To overcome these, the government should widen the scope of UKIB’s objectives to include biodiversity loss and the 2030 species abundance target. Some of the bank’s £22 billion can be used to help establish natural capital as a visible sector and make it less financially risky, whilst also acting as an expert partner providing skills and knowledge to local authorities.
We need to map where the funding is going
To prevent the financial sector continuing to fund environmental breakdown, the Green Finance Strategy update should introduce a new means of accurately tracking the UK’s financed emissions. This could be, as E3G has called for, a regular mapping exercise of private and public financial flows, carried out by an independent public body like the Office for Budget Responsibility or the Climate Change Committee (CCC).
Financial flows should be mapped against the UK’s Green Taxonomy and the Paris Agreement’s 1.5oC target to assess whether investments are ‘green’ and how they contribute to net zero overall. The mapping will also help to highlight financing gaps which need targeted support and where unsustainable sectors are being financed.

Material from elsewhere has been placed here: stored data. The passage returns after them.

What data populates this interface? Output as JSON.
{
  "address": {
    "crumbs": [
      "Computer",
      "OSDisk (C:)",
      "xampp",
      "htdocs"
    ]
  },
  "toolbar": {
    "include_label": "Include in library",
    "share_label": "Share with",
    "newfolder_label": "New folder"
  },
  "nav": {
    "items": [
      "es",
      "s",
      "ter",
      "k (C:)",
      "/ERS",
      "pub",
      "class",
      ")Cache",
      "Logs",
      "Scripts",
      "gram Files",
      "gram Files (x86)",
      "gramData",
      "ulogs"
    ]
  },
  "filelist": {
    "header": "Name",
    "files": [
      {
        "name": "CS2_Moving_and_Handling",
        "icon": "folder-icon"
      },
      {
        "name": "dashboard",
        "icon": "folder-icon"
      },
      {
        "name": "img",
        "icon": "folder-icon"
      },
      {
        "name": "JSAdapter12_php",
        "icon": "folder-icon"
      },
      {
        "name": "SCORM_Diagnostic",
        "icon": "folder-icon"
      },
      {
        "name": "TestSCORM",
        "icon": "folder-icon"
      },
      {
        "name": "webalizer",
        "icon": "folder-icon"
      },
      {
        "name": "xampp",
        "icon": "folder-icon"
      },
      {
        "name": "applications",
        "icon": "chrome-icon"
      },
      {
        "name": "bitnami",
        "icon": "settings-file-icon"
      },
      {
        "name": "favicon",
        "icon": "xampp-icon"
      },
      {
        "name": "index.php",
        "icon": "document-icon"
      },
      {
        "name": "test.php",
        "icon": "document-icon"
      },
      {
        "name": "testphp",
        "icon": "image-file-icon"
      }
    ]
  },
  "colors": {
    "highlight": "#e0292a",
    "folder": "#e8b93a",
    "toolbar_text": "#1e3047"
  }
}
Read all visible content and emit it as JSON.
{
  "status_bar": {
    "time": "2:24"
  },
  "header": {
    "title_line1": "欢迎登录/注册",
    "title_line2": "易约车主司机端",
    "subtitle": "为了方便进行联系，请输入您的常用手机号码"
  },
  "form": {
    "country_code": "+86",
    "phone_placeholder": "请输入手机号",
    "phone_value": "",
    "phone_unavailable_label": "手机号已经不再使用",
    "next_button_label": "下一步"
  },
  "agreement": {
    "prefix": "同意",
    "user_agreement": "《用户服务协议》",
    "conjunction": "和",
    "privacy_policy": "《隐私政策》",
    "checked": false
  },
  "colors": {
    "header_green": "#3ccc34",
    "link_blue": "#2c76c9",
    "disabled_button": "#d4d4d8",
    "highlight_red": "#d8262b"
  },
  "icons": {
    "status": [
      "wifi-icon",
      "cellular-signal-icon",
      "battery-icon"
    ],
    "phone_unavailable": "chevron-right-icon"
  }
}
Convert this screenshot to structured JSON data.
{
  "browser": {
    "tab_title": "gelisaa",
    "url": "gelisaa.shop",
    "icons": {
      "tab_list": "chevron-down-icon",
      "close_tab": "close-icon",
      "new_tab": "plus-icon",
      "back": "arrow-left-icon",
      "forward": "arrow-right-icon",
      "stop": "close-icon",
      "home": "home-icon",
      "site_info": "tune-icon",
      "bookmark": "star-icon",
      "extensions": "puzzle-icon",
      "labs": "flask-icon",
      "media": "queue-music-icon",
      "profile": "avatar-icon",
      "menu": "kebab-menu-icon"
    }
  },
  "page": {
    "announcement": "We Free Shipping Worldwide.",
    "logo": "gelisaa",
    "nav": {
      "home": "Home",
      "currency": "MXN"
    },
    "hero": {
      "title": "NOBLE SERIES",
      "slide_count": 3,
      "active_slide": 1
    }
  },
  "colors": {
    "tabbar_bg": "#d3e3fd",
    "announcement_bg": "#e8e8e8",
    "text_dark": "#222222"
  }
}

The Net Zero Strategy estimates that capital investment in net zero aligned activity must grow substantially from £10-15 billion a year to at least £50 to £60 billion a year through the late 2020s and early 2030s. The Green Finance Strategy should be aligned to reflect the speed and scale of this investment need, with a coherent vision for how to finance the transition and the roles the government, regulators, and investors will all need to play to succeed.